Aim: Colonic crypts are the site of Cl - secretion. Basolateral K + channels provide the driving force for luminal cystic fibrosis transmembrane regulator-mediated Cl - exit. Relevant colonic epithelial K + channels are the intermediate conductance Ca 2+ -activated K ca 3.1 (SK4) channel and the cAMP-activated K v 7.1 (KCNQ1) channel. In addition, big conductance Ca 2+ -activated K ca 1.1 (BK) channels may play a role in Ca 2+ -activated Cl - secretion. Here we use K ca 1.1 and K ca 3.1 knock-out mice, and the K v 7.1 channel inhibitor 293B (10 μM) to investigate the role of K ca 1.1, K ca 3.1 and K v 7.1 channels in cholinergic-stimulated Cl - secretion. Methods: A Ussing chamber was used to quantify agonist-stimulated increases in short circuit current (I sc ) in distal colon. Chloride secretion was activated by bl. forskolin (FSK, 2 μM) followed by bl. carbachol (CCH, 100 μM). Luminal Ba 2+ (5 mM) was used to inhibit K ca 1.1 channels.

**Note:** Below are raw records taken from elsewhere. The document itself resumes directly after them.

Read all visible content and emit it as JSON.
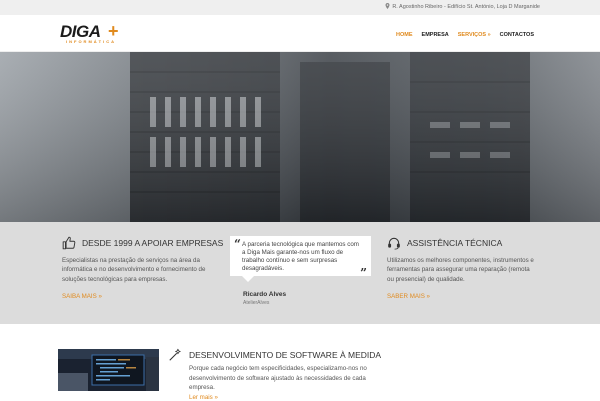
{
  "topbar": {
    "icon": "map-pin-icon",
    "address": "R. Agostinho Ribeiro - Edifício St. António, Loja D Marganide"
  },
  "header": {
    "logo": {
      "word": "DIGA",
      "plus": "+",
      "subtitle": "INFORMÁTICA"
    },
    "nav": [
      {
        "label": "HOME",
        "active": true
      },
      {
        "label": "EMPRESA",
        "active": false
      },
      {
        "label": "SERVIÇOS",
        "suffix": "»",
        "active": false
      },
      {
        "label": "CONTACTOS",
        "active": false
      }
    ]
  },
  "colors": {
    "accent": "#e08a1e",
    "features_bg": "#dcdcdc",
    "topbar_bg": "#efefef"
  },
  "features": {
    "left": {
      "icon": "thumbs-up-icon",
      "title": "DESDE 1999 A APOIAR EMPRESAS",
      "body": "Especialistas na prestação de serviços na área da informática e no desenvolvimento e fornecimento de soluções tecnológicas para empresas.",
      "link": "SAIBA MAIS »"
    },
    "testimonial": {
      "quote": "A parceria tecnológica que mantemos com a Diga Mais garante-nos um fluxo de trabalho contínuo e sem surpresas desagradáveis.",
      "author": "Ricardo Alves",
      "company": "AtelierAlves"
    },
    "right": {
      "icon": "headset-icon",
      "title": "ASSISTÊNCIA TÉCNICA",
      "body": "Utilizamos os melhores componentes, instrumentos e ferramentas para assegurar uma reparação (remota ou presencial) de qualidade.",
      "link": "SABER MAIS »"
    }
  },
  "service": {
    "icon": "magic-wand-icon",
    "title": "DESENVOLVIMENTO DE SOFTWARE À MEDIDA",
    "body": "Porque cada negócio tem especificidades, especializamo-nos no desenvolvimento de software ajustado às necessidades de cada empresa.",
    "link": "Ler mais »"
  }
}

Results: K ca 1.1 WT and KO mice displayed identical FSK and CCH-stimulated I sc changes, indicating that K ca 1.1 channels are not involved in FSK- and cholinergic-stimulated Cl - secretion. CCH-stimulated ∇I sc was significantly reduced in K ca 3.1 KO mice, underscoring the known relevance of this channel in the activation of Cl - secretion by an intracellular Ca 2+ increasing agonist. The residual CCH effect observed in K ca 3.1 KO mice suggests that yet another K + channel is driving the CCH-stimulated Cl - secretion. In the presence of the specific K v 7.1 channel blocker 293B, the residual CCH effect was abolished. Conclusions: This demonstrates that both K ca 3.1 and K v 7.1 channels are activated by cholinergic agonists and drive Cl - secretion. In contrast, K ca 1.1 channels are not involved in stimulated electrogenic Cl - secretion.